71°F
weather icon Clear

AARP conference: Will opposition to entitlement reform ever stop?

AARP brings its Life@50+ convention to Las Vegas today through Saturday. Participants will find an abundance of personal, financial and health care advice to better prepare them for the financial challenges of retirement — especially if the economic downturn has changed their plans.

Imagine the good that could be accomplished if AARP’s politics were nearly as helpful and well-intentioned.

AARP’s lobbying machine is among the most ruthless and disingenuous operations in America. The nonprofit and its 40 million members have succeeded in halting all recent attempts to address the federal government’s greatest fiscal challenge: the crippling unfunded liabilities of Medicare, Medicaid and Social Security.

Entitlements already cost roughly $1.6 trillion per year, about 45 percent of the federal budget. The programs are on track to consume all federal revenues by 2045, as tens of millions more baby boomers retire. More than $65 trillion worth of promised Social Security and Medicare benefits aren’t funded. Income tax rates could be doubled across the board and they still wouldn’t cover the bill.

The programs must be reformed for future beneficiaries. Eligibility ages should be increased to address longer life spans. Benefits will have to be means tested. And Medicare needs to embrace more competition to keep costs down. Republicans have been the driving force behind such proposals — at their political peril — but bipartisan efforts have reached similar conclusions. AARP has savaged all of them.

The group’s messages consistently rely on misinformation to scare members and rile them into panicked opposition. No one in Congress has put forward a plan that would reduce Social Security or Medicare benefits for current retirees, yet AARP creates campaigns that feature senior citizens warning of imminent cuts. Former Sen. Alan Simpson, who co-chaired President Barack Obama’s deficit reduction commission, said one AARP spot against entitlement reform was “the most disgusting ad I’ve ever seen.” AARP’s members vote, and that terrifies lawmakers into doing nothing.

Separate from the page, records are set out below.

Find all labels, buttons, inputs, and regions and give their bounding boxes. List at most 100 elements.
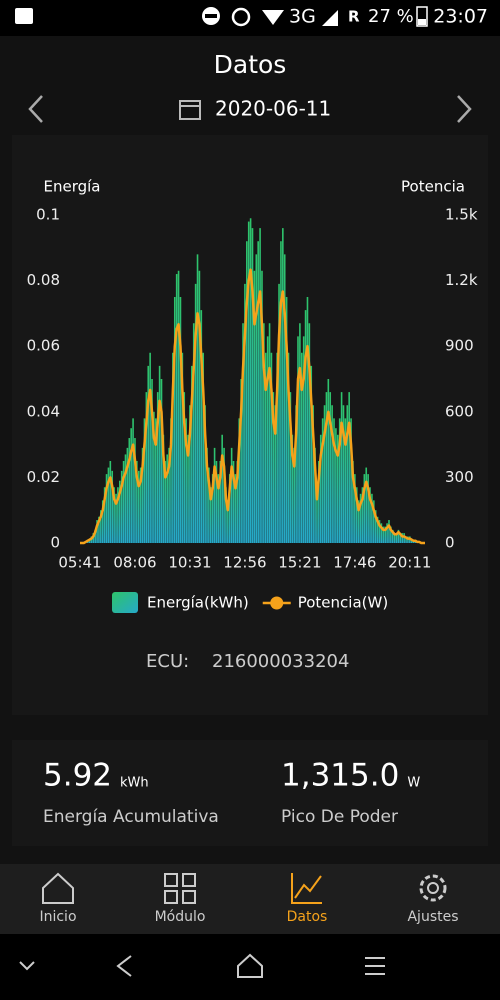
energy-bar bbox=[160, 379, 163, 543]
energy-bar bbox=[255, 254, 258, 544]
y-tick-label: 0.04 bbox=[27, 402, 60, 420]
energy-bar bbox=[181, 352, 184, 543]
legend: Energía(kWh) Potencia(W) bbox=[112, 592, 388, 613]
energy-bar bbox=[198, 270, 201, 543]
energy-bar bbox=[117, 487, 119, 543]
nav-label: Inicio bbox=[39, 909, 76, 925]
nav-item[interactable]: Datos bbox=[287, 873, 328, 925]
energy-bar bbox=[403, 533, 405, 543]
energy-bar bbox=[276, 352, 278, 543]
energy-bar bbox=[192, 323, 195, 543]
energy-bar bbox=[395, 533, 398, 543]
home-icon bbox=[42, 872, 74, 904]
energy-bar bbox=[299, 323, 301, 543]
y-tick-label: 0.1 bbox=[36, 206, 60, 224]
prev-day[interactable] bbox=[28, 95, 43, 123]
energy-bar bbox=[405, 536, 407, 543]
alarm-icon bbox=[231, 7, 251, 27]
energy-bar bbox=[232, 461, 235, 543]
energy-bar bbox=[149, 352, 151, 543]
y2-tick-label: 1.5k bbox=[445, 206, 478, 224]
next-day[interactable] bbox=[457, 95, 472, 123]
energy-bar bbox=[173, 297, 176, 543]
x-tick-label: 10:31 bbox=[168, 554, 211, 572]
energy-bar bbox=[283, 254, 286, 544]
power-line bbox=[80, 268, 425, 545]
gear-icon bbox=[419, 874, 447, 902]
energy-bar bbox=[382, 526, 385, 543]
system-nav bbox=[0, 934, 500, 1000]
energy-bar bbox=[365, 467, 368, 543]
energy-bar bbox=[285, 297, 288, 543]
energy-bar bbox=[304, 310, 307, 543]
energy-bar bbox=[390, 526, 392, 543]
energy-bar bbox=[266, 336, 269, 543]
energy-bar bbox=[130, 428, 132, 543]
calendar-icon[interactable] bbox=[179, 100, 201, 120]
sys-back[interactable] bbox=[116, 955, 132, 977]
y2-axis-title: Potencia bbox=[401, 178, 465, 196]
nav-item[interactable]: Ajustes bbox=[407, 874, 459, 925]
energy-bar bbox=[344, 418, 347, 543]
wifi-icon bbox=[262, 10, 284, 25]
energy-bar bbox=[386, 523, 388, 543]
energy-bar bbox=[321, 418, 324, 543]
calendar-frame bbox=[179, 100, 201, 120]
energy-bar bbox=[264, 352, 267, 543]
energy-bar bbox=[139, 467, 142, 543]
energy-bar bbox=[352, 461, 354, 543]
energy-bar bbox=[338, 418, 341, 543]
energy-bar bbox=[202, 352, 205, 543]
sys-down[interactable] bbox=[19, 961, 35, 971]
energy-bar bbox=[355, 487, 358, 543]
summary-unit: W bbox=[407, 776, 420, 791]
energy-bar bbox=[280, 241, 282, 544]
energy-bar bbox=[363, 474, 366, 543]
energy-bar bbox=[200, 310, 203, 543]
y-tick-label: 0.08 bbox=[27, 271, 60, 289]
energy-bar bbox=[374, 510, 377, 543]
grid-icon bbox=[182, 873, 196, 887]
energy-bar bbox=[331, 405, 333, 543]
summary-label: Pico De Poder bbox=[281, 807, 398, 827]
energy-bar bbox=[175, 274, 178, 543]
device-label: ECU: bbox=[146, 651, 189, 672]
energy-bar bbox=[246, 241, 248, 544]
energy-bar bbox=[98, 516, 100, 543]
energy-bar bbox=[132, 418, 134, 543]
grid-icon bbox=[182, 890, 196, 904]
clock: 23:07 bbox=[433, 6, 488, 28]
energy-bar bbox=[228, 474, 231, 543]
energy-bar bbox=[204, 405, 206, 543]
energy-bar bbox=[263, 323, 265, 543]
energy-bar bbox=[172, 352, 174, 543]
energy-bar bbox=[234, 474, 237, 543]
y2-tick-label: 1.2k bbox=[445, 271, 478, 289]
energy-bar bbox=[380, 523, 383, 543]
x-tick-label: 20:11 bbox=[388, 554, 431, 572]
energy-bar bbox=[155, 418, 157, 543]
energy-bar bbox=[223, 447, 225, 543]
date[interactable]: 2020-06-11 bbox=[215, 97, 331, 121]
sys-home[interactable] bbox=[237, 953, 263, 978]
battery-icon bbox=[416, 6, 428, 27]
gear-center bbox=[427, 882, 439, 894]
energy-bar bbox=[225, 487, 227, 543]
energy-bar bbox=[208, 467, 210, 543]
nav-item[interactable]: Inicio bbox=[39, 872, 77, 925]
energy-bar bbox=[325, 392, 328, 543]
energy-bar bbox=[242, 323, 244, 543]
energy-bar bbox=[318, 461, 320, 543]
energy-bar bbox=[393, 533, 396, 543]
energy-bar bbox=[401, 533, 404, 543]
energy-bar bbox=[314, 447, 316, 543]
energy-bar bbox=[274, 405, 277, 543]
energy-bar bbox=[162, 434, 165, 543]
energy-bar bbox=[158, 365, 161, 543]
nav-item[interactable]: Módulo bbox=[155, 873, 206, 925]
roaming: R bbox=[348, 8, 360, 26]
energy-bar bbox=[179, 297, 182, 543]
sys-menu[interactable] bbox=[365, 957, 385, 975]
legend-swatch bbox=[112, 592, 138, 613]
grid-icon bbox=[164, 890, 178, 904]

AARP works to convince its members that entitlements are solvent and viable. In fact, the group’s strident opposition to reforms for future beneficiaries poses a grave threat to current retirees. The federal government already has $17 trillion in debt. As entitlement spending grows and spurs more borrowing, rising interest costs and jittery capital markets could cause the programs to collapse. The longer Congress puts off reforms, the more Draconian the options get.

This week’s Las Vegas conference would be a perfect time for AARP to start properly educating its members on the importance of entitlement reform and why they should support it. Their retirements might depend on it.